Umfassendes Risikobewusstsein schaffen
Unternehmen durchlaufen immer wieder schwächere oder stärkere Krisen, die als solche erkannt oder nicht erkannt bzw. gestaltet oder nicht gestaltet werden. Die nachfolgende Abbildung stammt von Ulrich Krystek und wurde von Christoph Hermann etwas modifiziert und ergänzt.3
Zwischen potenziellen, latenten und akuten Risiken unterscheiden
Wie aus der Abbildung zu erkennen ist, verändert sich in der Phase der »Potenziellen Risiken« das Risikobewältigungspotenzial nach oben zuerst nicht und steigt dann nur schwach an. Dieser Anstieg kann durch die Kommunikation von eventuellen Risiken bewirkt werden, da dadurch ein mögliches Auftreten nicht mehr unerwartet passiert und die informierten Personen Verantwortung übernehmen müssen. Die Ausrede: »Das habe ich nicht gewusst« fällt somit weg.
In der Phase der »Latenten Risiken« gibt es schon vorzeigbare Beispiele für schlagend gewordene Risiken und es können auch nachvollziehbare Szenarien für das Eintreten weiterer Schadensfälle beschrieben werden. Dadurch kann die Konfrontationsbereitschaft zur konkreten Beschäftigung mit solchen (latenten) Risiken geweckt und klare Verantwortlichkeit für die Gestaltung zugewiesen werden.
In der Phase der »Akuten Risiken« liegt ein akuter Handlungsbedarf vor und es ist dieser für die meisten Betroffenen auch einsichtig. Er bedarf keiner Begründung mehr, sondern der konkreten Koordination und Umsetzung der Schadensminimierung mit Unterstützung der freigesetzten Krisenenergie.

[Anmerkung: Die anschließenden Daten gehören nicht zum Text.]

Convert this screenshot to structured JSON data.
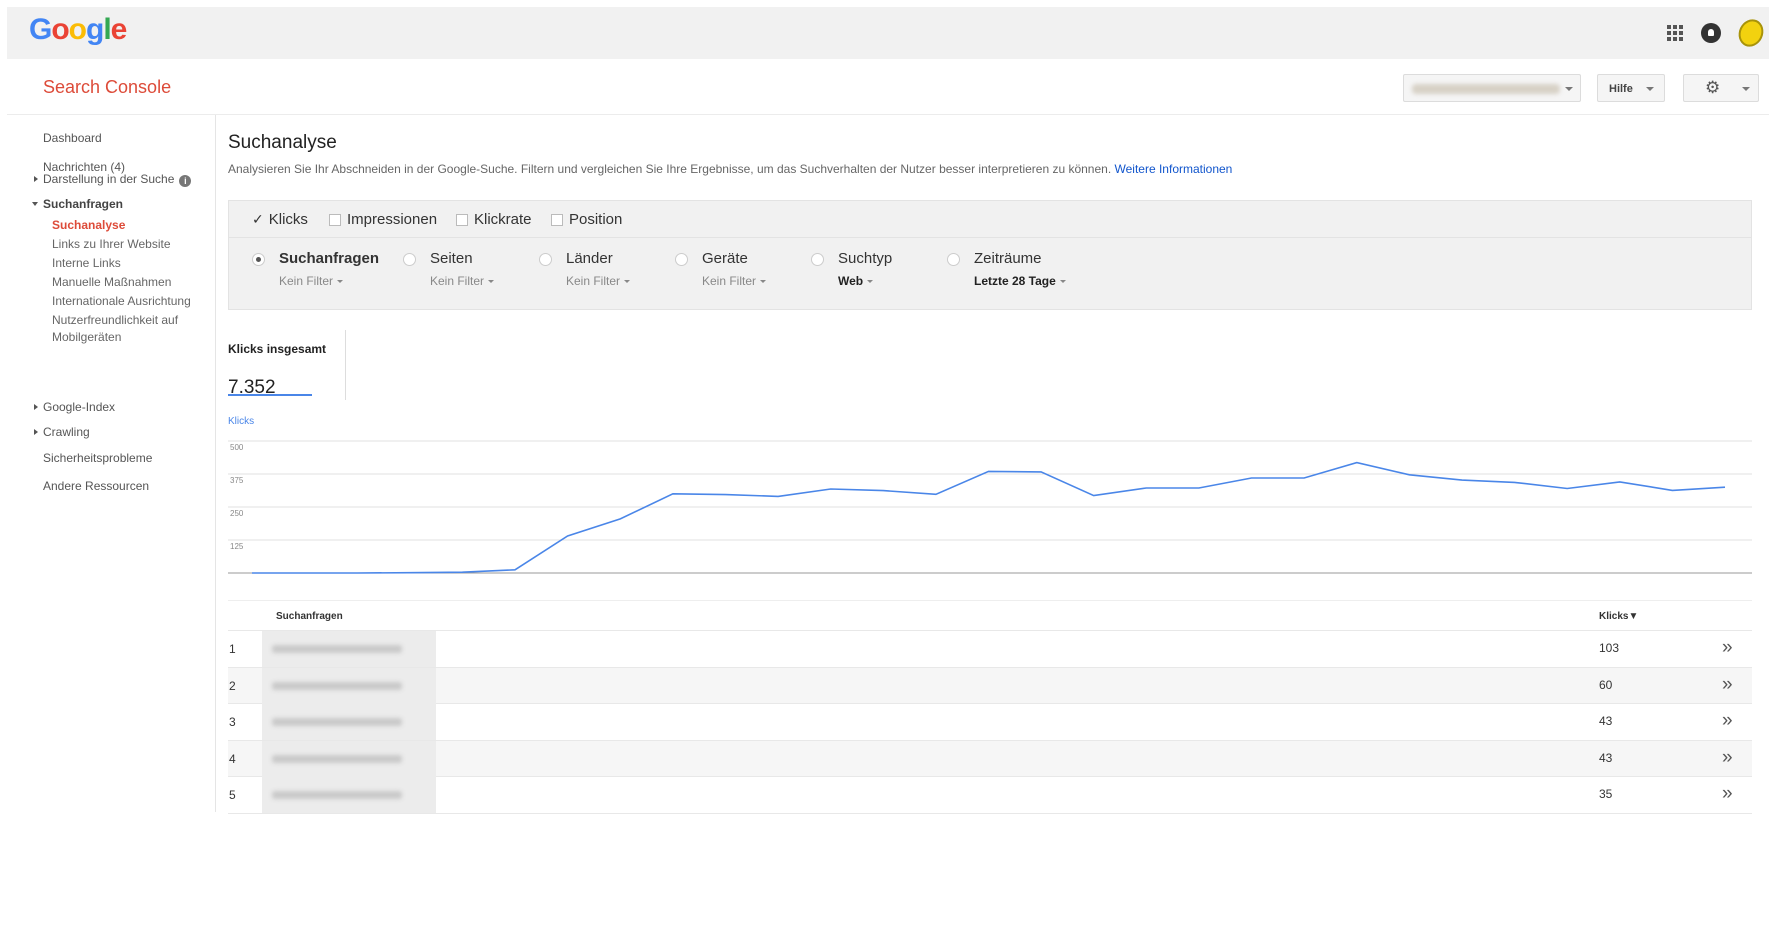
{
  "header": {
    "logo_letters": [
      {
        "char": "G",
        "color": "#4285f4"
      },
      {
        "char": "o",
        "color": "#ea4335"
      },
      {
        "char": "o",
        "color": "#fbbc05"
      },
      {
        "char": "g",
        "color": "#4285f4"
      },
      {
        "char": "l",
        "color": "#34a853"
      },
      {
        "char": "e",
        "color": "#ea4335"
      }
    ],
    "icons": [
      "apps-grid-icon",
      "notifications-icon",
      "avatar"
    ]
  },
  "console": {
    "title": "Search Console",
    "help_label": "Hilfe",
    "settings_icon": "⚙"
  },
  "sidebar": {
    "dashboard": "Dashboard",
    "messages": "Nachrichten (4)",
    "search_appearance": "Darstellung in der Suche",
    "search_traffic": "Suchanfragen",
    "sub_items": [
      "Suchanalyse",
      "Links zu Ihrer Website",
      "Interne Links",
      "Manuelle Maßnahmen",
      "Internationale Ausrichtung",
      "Nutzerfreundlichkeit auf",
      "Mobilgeräten"
    ],
    "google_index": "Google-Index",
    "crawling": "Crawling",
    "security": "Sicherheitsprobleme",
    "other": "Andere Ressourcen"
  },
  "page": {
    "title": "Suchanalyse",
    "description": "Analysieren Sie Ihr Abschneiden in der Google-Suche. Filtern und vergleichen Sie Ihre Ergebnisse, um das Suchverhalten der Nutzer besser interpretieren zu können.",
    "more_info": "Weitere Informationen"
  },
  "metrics": {
    "clicks": "Klicks",
    "impressions": "Impressionen",
    "ctr": "Klickrate",
    "position": "Position"
  },
  "groups": [
    {
      "label": "Suchanfragen",
      "filter": "Kein Filter",
      "selected": true
    },
    {
      "label": "Seiten",
      "filter": "Kein Filter",
      "selected": false
    },
    {
      "label": "Länder",
      "filter": "Kein Filter",
      "selected": false
    },
    {
      "label": "Geräte",
      "filter": "Kein Filter",
      "selected": false
    },
    {
      "label": "Suchtyp",
      "filter": "Web",
      "selected": false
    },
    {
      "label": "Zeiträume",
      "filter": "Letzte 28 Tage",
      "selected": false
    }
  ],
  "totals": {
    "label": "Klicks insgesamt",
    "value": "7.352"
  },
  "chart_data": {
    "type": "line",
    "ylabel": "Klicks",
    "ylim": [
      0,
      500
    ],
    "yticks": [
      "500",
      "375",
      "250",
      "125"
    ],
    "series": [
      {
        "name": "Klicks",
        "color": "#4a86e8",
        "values": [
          0,
          0,
          0,
          1,
          3,
          12,
          140,
          205,
          300,
          297,
          290,
          318,
          312,
          298,
          385,
          383,
          293,
          322,
          322,
          360,
          360,
          418,
          372,
          352,
          343,
          320,
          345,
          313,
          325
        ]
      }
    ]
  },
  "table": {
    "col_query": "Suchanfragen",
    "col_clicks": "Klicks▼",
    "rows": [
      {
        "num": "1",
        "clicks": "103"
      },
      {
        "num": "2",
        "clicks": "60"
      },
      {
        "num": "3",
        "clicks": "43"
      },
      {
        "num": "4",
        "clicks": "43"
      },
      {
        "num": "5",
        "clicks": "35"
      }
    ],
    "arrow": "»"
  }
}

Umfassendes Risikobewusstsein macht mutig und schafft Wettbewerbsvorteile
Das Krisenmodell von Krystek hat sich schon vielfach zur umfassenden Bewusstmachung von schlummernden, sichtbar gewordenen und eingetretenen Risiken bewährt. Durch eine wirkungsvolle und sich immer wieder wiederholende Bewusstmachung von Risikopositionen arbeiten Führungskräfte an dem Aufbau einer überlegenen Position bei der Risikobeherrschung und damit der Verbesserung ihrer Wettbewerbsposition. Ein umfassendes Risikobewusstsein verbunden mit einer überlegenen Risikobeherrschung macht nicht ängstlich, sondern mutig für die Annahme von neuen und größeren Herausforderungen.
Erfolge und Krisen sind meist hausgemacht
Franz Bailom, Kurt Matzler und Dieter Tschemernjak gingen mit einer intensiven und empirisch gut fundierten Studie der Frage nach »Was Top-Unternehmen anders machen«.4 »Innovationsfähigkeit, Kernkompetenzen und Marktorientierung liegen im Inneren des Unternehmens. […] Der Erfolg eines Unternehmens entscheidet sich nicht so sehr am Markt, sondern im Inneren des Unternehmens.«5 Diese Aussagen sind für gestaltungswillige und -fähige Führungskräfte Frohbotschaften, andererseits aber auch klare Hinweise darauf, dass nicht nur Erfolge, sondern auch Misserfolge, dominant hausgemacht sind. Betreffend Krisenauslösern und Insolvenzursachen kommen die Czipin Turnaroundstudien 6 und der KSV 1870 7 zu ähnlichen Ergebnissen. Dies überrascht nicht, denn auch die empirische Untersuchung im Rahmen des Buches »Überlegene Unternehmensqualität schaffen« kommt zu einem ähnlichen Ergebnis. Nur ein Drittel, der an dieser Untersuchung teilnehmenden Unternehmen hat die Qualitäten ihrer Führung mit gut oder sehr gut bewertet, der Rest liegt bei mittelmäßig oder darunter. 8
Schlüsselergebnisse der empirischen Forschung
Für die Auswertung wurden 45 Datensätze von an dem Forschungsprojekt teilnehmenden Unternehmen herangezogen. Die Auswertung erfolgte mithilfe von Mittelwertbildungen sowie von Regressions- und Clusteranalysen.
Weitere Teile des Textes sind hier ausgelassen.